Luis Ventoso-ABC

Y no ocurre en China o Rusia, está sucediendo aquí

No se ha fabricado el político que no presione a los medios. Todos tienen la piel de melocotón ante la crítica, cuando es la razón de ser del periodismo y la libertad de expresión. Mandatarios de toda ideología y categoría, desde concejalillos a presidentes telefonean o guasapean a los medios para quejarse -u ordenan a sus jefes de prensa que lo hagan-, a veces por menudencias que de trascender asombrarían al público.
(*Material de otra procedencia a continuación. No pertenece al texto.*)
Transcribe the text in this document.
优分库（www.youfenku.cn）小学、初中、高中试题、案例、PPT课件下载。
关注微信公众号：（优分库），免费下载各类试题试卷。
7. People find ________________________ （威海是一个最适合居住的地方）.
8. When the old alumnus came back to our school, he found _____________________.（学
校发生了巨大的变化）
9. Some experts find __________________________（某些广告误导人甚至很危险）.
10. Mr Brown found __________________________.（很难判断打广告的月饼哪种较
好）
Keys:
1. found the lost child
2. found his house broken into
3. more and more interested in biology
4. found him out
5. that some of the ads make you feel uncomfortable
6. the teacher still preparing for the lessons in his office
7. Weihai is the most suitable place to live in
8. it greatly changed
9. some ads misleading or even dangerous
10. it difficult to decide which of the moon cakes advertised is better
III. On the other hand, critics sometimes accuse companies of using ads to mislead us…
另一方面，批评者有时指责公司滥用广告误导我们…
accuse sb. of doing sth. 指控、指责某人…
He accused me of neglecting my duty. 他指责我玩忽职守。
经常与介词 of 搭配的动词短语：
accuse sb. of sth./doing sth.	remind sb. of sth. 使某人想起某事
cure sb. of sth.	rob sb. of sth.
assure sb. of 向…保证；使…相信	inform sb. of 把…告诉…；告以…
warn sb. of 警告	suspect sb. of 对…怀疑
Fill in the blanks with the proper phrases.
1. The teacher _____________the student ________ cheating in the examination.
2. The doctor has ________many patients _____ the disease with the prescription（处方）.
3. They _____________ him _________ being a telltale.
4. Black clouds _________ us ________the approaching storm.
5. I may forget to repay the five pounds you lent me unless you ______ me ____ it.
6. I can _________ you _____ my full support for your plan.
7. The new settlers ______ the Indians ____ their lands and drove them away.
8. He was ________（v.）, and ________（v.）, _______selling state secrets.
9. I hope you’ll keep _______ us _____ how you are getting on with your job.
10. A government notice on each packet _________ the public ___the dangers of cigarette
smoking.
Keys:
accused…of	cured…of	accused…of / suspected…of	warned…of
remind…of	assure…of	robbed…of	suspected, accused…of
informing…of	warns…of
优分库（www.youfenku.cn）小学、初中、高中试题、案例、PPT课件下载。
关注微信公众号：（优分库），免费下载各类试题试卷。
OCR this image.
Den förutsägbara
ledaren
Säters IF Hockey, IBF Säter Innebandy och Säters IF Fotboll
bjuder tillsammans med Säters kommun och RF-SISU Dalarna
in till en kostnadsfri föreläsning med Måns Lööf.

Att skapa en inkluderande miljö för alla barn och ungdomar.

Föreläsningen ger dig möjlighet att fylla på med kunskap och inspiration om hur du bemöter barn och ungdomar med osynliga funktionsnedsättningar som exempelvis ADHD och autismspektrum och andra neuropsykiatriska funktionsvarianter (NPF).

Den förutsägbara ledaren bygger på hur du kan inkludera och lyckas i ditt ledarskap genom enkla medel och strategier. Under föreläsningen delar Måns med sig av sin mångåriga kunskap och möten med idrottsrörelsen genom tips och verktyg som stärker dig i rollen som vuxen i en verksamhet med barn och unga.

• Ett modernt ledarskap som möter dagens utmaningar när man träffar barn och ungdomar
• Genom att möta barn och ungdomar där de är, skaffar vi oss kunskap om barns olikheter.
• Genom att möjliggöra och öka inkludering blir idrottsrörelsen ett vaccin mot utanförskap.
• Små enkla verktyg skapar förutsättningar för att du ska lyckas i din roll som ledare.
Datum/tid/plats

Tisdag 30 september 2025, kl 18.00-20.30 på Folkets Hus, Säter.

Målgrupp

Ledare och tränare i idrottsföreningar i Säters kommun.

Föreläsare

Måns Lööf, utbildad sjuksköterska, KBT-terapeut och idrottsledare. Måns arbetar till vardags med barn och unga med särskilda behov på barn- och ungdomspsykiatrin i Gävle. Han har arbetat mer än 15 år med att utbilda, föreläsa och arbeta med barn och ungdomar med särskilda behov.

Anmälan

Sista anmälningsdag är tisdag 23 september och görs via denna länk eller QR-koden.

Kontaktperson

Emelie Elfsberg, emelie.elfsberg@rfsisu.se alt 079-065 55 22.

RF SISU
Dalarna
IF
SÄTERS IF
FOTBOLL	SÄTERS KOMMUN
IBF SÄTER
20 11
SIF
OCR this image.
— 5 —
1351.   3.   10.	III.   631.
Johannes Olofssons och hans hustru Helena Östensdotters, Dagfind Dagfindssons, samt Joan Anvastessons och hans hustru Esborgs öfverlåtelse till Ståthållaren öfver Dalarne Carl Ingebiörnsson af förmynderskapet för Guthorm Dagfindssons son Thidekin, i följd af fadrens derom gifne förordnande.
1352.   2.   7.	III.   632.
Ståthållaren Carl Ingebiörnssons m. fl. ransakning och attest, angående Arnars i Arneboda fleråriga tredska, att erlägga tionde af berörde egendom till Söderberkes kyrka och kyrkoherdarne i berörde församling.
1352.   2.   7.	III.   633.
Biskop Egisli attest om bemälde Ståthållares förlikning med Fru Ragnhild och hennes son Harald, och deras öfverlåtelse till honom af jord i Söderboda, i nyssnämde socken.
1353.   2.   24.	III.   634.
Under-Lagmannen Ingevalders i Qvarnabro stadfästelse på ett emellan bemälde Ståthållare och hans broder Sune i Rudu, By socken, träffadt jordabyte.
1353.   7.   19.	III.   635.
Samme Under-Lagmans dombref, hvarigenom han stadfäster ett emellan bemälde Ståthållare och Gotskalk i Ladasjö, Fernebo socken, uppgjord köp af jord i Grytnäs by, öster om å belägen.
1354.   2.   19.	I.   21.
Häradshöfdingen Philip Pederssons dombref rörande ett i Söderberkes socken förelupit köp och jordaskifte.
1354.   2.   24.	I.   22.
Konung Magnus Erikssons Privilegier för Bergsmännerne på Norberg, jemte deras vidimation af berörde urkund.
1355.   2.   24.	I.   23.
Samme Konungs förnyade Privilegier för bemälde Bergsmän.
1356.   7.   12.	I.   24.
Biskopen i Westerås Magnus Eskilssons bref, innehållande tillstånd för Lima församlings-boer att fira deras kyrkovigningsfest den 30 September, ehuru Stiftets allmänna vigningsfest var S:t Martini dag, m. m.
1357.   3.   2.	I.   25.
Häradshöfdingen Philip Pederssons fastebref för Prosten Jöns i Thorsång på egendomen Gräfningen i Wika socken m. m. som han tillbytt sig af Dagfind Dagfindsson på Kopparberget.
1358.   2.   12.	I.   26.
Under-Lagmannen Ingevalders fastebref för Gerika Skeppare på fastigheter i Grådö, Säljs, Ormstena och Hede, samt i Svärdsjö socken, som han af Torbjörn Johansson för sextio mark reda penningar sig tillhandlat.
Sucede a izquierda y derecha (y muchas veces los más picajosos e intolerantes son aquellos -o aquellas- que gastan fachada de superguais).

Macron controla hasta las fotos, no vaya a ser que el tupecillo-tapadera salga descolocado. Trump vive en guerra contra los medios contrarios a su gestión. Los mandatarios autonómicos se comportan como virreyes y demandan pleitesía a los periodistas locales. En su día, David Gistau tuvo la valentía de denunciar en estas páginas el marcaje férreo a los periodistas que ejercía la risueña vicepresidenta Soraya: «Jamás he visto un periodismo más agredido por el poder político. Más obsesivamente vigilado, ya no en el nivel de los grandes directores y editores, sino en la opinión expresada por el más humilde tertuliano».

La tensión entre el poder y la prensa recorre la historia de las democracias, es una inevitable parte del juego. Pero existen límites que jamás se traspasan, pues de lo contrario no cabría hablar de un régimen de libertades. Siempre se preserva un elemental fair-play y no se declaran cacerías públicas contra medios y periodistas. Esos mínimos han saltado aquí por los aires con la llegada al poder de un partido populista de ultraizquierda, Podemos. España padece un acelerado deterioro institucional, pero aún así sorprende la indiferencia con que parte de la sociedad -y unas asociaciones de la prensa dominadas por autodenominado «progresismo»- toleran que un vicepresidente se dedique a amenazar a periodistas por sus nombres y apellidos. Un matonismo que trata de acogotar el derecho a la crítica, en un momento en que ese mandatario está cercado por una grave pregunta que no logra responder: «¿Por qué cuando el presidente del Grupo Z le entregó la tarjeta robada del móvil de su joven colaboradora íntima Dina Bousselham, en la que había imágenes privadas de índole sexual, Iglesias se la guardó en el bolsillo y no la entregó hasta varios meses después, y además destrozada, según declaró veinte veces la perjudicada ante el juez?

El general de la Guardia Civil que confesó aquello de «trabajamos para minimizar el clima contrario a la gestión de la crisis por parte del Gobierno» ha sido promocionado por el Ejecutivo. Sánchez se niega a conceder entrevistas a los medios de ideología diferente a la suya. El clima de intolerancia llega al extremo de que los tertulianos del «progresismo» se enfurruñan como si les fuese la vida cuando los minoritarios comentaristas liberales osan a disentir del obligado consenso socialdemócrata.

Un Gobierno amenazando a los periodistas. Y no es el de China o Rusia. Es el de España por boca de Iglesias, el social vicepresidente de la tarjeta chamuscada.